Впрочем, в этом случае мнение господина Гумбольдта есть следствие его определения цивилизации. Не желая про­должать дискуссию, я, тем не менее, хочу окончательно прояснить этот вопрос, потому что, если бы две цивили­зации могли когда-либо развиваться параллельно прогрес­су языков и независимо от своих достоинств, следовало бы отказаться от мысли о соответствии между степенями развития языков и умственного развития. Этот факт от­рицать невозможно, хотя и в иной мере, нежели говори­лось в отношении санскрита и древнегреческого в сравне­нии с английским, французским, немецким.

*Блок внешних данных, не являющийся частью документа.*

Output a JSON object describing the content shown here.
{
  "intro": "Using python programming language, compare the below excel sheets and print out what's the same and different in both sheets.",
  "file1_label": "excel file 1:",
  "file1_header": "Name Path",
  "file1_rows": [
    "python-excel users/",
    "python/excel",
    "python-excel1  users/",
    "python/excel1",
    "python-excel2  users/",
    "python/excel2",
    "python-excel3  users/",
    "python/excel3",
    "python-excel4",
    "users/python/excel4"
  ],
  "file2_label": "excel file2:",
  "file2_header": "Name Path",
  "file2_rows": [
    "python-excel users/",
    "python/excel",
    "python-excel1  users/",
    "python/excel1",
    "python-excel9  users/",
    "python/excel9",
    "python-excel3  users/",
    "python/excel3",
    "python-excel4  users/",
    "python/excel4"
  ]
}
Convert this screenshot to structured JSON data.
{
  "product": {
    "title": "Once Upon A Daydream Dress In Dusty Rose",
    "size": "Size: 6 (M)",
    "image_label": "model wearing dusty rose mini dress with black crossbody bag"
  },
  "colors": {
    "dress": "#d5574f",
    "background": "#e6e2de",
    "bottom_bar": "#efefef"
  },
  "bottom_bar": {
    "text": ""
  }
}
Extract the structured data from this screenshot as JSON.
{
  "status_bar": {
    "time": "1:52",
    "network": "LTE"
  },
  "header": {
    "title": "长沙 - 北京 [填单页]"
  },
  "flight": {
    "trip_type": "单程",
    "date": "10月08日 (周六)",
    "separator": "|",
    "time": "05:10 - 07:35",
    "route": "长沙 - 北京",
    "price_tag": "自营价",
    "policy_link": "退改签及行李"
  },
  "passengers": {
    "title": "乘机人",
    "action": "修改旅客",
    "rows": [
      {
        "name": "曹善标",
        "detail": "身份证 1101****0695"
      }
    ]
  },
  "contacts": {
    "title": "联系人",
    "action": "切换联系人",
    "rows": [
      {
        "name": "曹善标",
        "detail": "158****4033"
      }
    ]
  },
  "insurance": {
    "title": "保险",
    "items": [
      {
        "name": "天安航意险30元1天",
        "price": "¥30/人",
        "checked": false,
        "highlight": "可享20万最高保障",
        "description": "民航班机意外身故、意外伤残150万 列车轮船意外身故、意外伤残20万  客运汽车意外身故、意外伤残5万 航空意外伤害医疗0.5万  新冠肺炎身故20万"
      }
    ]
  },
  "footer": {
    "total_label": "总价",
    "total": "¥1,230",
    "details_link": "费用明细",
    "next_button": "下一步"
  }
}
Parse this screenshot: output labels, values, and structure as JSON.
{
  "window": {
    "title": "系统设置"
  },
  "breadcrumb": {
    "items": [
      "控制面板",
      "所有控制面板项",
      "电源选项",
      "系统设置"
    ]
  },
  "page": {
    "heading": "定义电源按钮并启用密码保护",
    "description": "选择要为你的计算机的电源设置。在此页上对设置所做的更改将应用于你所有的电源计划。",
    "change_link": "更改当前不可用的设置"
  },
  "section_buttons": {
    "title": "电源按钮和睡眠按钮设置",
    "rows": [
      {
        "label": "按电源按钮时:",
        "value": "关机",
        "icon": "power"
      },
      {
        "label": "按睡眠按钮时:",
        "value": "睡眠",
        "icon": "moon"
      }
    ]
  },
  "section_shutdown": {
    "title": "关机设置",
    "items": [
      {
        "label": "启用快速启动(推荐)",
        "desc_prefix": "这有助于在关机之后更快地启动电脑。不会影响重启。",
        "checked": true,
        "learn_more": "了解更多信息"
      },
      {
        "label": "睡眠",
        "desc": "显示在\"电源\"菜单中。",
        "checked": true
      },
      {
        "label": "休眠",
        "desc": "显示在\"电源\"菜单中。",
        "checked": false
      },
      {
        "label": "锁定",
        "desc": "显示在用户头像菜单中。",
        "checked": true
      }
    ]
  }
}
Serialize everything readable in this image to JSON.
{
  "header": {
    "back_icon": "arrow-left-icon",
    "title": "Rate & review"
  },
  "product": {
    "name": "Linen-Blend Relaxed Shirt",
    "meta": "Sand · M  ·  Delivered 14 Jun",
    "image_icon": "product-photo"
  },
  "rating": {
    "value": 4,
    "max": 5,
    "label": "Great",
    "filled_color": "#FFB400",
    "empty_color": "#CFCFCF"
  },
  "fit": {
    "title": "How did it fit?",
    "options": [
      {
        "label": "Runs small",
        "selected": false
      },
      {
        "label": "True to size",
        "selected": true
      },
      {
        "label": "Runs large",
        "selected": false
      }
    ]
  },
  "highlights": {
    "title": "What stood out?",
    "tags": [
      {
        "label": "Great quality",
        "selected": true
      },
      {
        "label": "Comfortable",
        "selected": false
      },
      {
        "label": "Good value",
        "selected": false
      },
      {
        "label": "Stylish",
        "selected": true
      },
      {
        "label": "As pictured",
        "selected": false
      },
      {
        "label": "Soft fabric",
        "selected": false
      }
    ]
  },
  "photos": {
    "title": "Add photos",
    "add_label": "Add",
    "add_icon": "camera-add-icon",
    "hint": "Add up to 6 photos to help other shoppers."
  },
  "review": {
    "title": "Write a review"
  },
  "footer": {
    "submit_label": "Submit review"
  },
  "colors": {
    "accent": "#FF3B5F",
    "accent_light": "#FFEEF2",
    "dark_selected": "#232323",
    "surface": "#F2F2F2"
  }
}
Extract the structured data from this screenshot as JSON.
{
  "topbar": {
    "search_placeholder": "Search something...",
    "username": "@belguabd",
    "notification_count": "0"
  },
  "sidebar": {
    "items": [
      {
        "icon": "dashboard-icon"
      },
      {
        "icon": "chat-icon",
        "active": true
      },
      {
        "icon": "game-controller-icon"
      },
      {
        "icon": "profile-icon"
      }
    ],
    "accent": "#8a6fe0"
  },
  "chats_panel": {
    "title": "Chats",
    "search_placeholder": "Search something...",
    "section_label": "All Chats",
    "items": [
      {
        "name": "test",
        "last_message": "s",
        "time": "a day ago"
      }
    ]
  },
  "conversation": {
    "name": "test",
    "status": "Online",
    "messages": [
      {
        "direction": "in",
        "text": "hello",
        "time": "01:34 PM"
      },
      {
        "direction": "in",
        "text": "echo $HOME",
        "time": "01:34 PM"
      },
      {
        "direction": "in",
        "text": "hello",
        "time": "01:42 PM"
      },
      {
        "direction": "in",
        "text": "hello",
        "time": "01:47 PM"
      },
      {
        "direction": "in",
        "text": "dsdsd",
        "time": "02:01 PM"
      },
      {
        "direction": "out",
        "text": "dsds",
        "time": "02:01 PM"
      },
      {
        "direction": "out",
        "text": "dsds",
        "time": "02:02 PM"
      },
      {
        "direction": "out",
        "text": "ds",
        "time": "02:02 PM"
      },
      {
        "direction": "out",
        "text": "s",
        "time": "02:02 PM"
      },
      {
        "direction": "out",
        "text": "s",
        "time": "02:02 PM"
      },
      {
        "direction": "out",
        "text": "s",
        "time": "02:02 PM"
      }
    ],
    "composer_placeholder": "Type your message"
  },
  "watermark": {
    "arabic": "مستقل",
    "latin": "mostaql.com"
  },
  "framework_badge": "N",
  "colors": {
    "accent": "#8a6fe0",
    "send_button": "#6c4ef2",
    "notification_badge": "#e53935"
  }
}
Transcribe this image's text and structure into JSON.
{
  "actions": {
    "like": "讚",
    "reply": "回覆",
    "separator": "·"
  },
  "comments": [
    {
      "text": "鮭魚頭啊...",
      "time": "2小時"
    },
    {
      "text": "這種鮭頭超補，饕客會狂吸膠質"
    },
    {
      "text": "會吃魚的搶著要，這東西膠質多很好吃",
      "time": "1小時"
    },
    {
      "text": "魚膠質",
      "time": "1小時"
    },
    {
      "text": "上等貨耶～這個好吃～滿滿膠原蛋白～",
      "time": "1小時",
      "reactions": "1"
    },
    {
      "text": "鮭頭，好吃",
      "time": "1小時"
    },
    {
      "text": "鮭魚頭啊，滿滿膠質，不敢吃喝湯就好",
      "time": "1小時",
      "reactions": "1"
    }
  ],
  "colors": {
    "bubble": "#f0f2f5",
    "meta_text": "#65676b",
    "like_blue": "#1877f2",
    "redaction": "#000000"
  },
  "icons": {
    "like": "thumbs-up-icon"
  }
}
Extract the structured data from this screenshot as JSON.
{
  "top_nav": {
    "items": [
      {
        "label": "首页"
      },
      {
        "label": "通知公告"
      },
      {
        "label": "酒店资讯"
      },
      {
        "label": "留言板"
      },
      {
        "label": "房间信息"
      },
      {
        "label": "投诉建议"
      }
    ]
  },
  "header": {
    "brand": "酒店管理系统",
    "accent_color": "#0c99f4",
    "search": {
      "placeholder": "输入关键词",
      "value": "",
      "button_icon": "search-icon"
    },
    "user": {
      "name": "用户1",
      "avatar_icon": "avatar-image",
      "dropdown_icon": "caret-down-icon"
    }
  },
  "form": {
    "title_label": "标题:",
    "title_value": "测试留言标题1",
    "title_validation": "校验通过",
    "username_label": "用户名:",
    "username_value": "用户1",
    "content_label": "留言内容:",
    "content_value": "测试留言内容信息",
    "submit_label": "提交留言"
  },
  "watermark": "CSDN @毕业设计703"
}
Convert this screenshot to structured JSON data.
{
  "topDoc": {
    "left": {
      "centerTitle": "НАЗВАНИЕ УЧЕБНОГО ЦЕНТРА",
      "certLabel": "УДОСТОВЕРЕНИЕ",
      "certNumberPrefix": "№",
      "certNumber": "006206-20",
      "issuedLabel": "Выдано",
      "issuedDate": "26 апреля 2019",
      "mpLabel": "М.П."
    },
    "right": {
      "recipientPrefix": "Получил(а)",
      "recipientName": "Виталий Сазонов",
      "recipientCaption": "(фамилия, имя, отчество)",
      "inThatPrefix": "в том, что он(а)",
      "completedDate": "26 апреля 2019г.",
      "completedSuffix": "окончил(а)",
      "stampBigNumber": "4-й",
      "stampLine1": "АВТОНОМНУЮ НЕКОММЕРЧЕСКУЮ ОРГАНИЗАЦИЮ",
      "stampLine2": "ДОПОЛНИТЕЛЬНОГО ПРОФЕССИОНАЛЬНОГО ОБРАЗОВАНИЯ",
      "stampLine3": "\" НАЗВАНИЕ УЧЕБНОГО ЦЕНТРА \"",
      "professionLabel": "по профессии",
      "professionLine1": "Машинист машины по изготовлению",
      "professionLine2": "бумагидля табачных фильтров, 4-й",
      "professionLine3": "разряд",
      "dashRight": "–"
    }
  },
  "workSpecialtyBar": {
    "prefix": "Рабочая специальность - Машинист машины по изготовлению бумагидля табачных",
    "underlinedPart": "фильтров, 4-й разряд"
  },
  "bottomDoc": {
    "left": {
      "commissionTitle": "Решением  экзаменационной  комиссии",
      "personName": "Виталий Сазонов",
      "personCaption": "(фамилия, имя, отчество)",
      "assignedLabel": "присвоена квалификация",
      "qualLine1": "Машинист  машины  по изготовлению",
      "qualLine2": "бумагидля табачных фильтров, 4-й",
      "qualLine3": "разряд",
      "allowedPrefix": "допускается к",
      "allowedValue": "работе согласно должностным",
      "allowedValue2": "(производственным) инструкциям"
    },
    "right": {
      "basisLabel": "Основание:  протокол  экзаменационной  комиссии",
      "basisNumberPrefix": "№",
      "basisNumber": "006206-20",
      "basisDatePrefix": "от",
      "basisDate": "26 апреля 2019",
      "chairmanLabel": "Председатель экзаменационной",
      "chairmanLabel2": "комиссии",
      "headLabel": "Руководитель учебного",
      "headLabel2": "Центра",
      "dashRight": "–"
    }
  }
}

Между прочим, рассуждая подобным образом, не со­ставит труда обнаружить у метисов причины того уровня развития, на котором находятся их языки. Не всегда можно, исходя из количественной пропорции сме­шения или их качества, обнаружить причины этого яв­ления. Однако влияние этих причин имеет очень важ­ное значение, и если выявить его не удается, можно прийти к ошибочным выводам. Именно вследствие того, что существует достаточно тесная связь между языком и его носительницей — расой, она сохраняется намного дольше, чем соответствующие народы сохра­няют свою государственность. Эта связь дает себя знать и после того, как народы меняют свое имя. И только по мере изменения состава их крови она исче­зает, умирает вместе с последним признаком нацио­нальности. Примером тому служит современный гре­ческий язык: искаженный до крайней степени, лишен­ный лучшей части своего грамматического богатства, засоренный в лексикологическом отношении, даже обедненный в смысле количества звуков, тем не менее он сохранил свои первородные признаки. (Между про­чим, хотя в Древней Греции было много диалектов, но не такое количество, как в XVI в., когда их насчитывалось семьдесят, в XIII в. во всей Элладе и в особен­ности в Аттике многие говорили по-французски.) Мож­но сказать, что именно в пространстве духа Парфе­нон, пришедший в ветхость, служивший храмом, за­тем пороховым складом, сильно пострадавший от венецианских ядер, до сих пор вызывает восхищение и является непревзойденным образцом глубокомыслен­ного изящества и простого величия.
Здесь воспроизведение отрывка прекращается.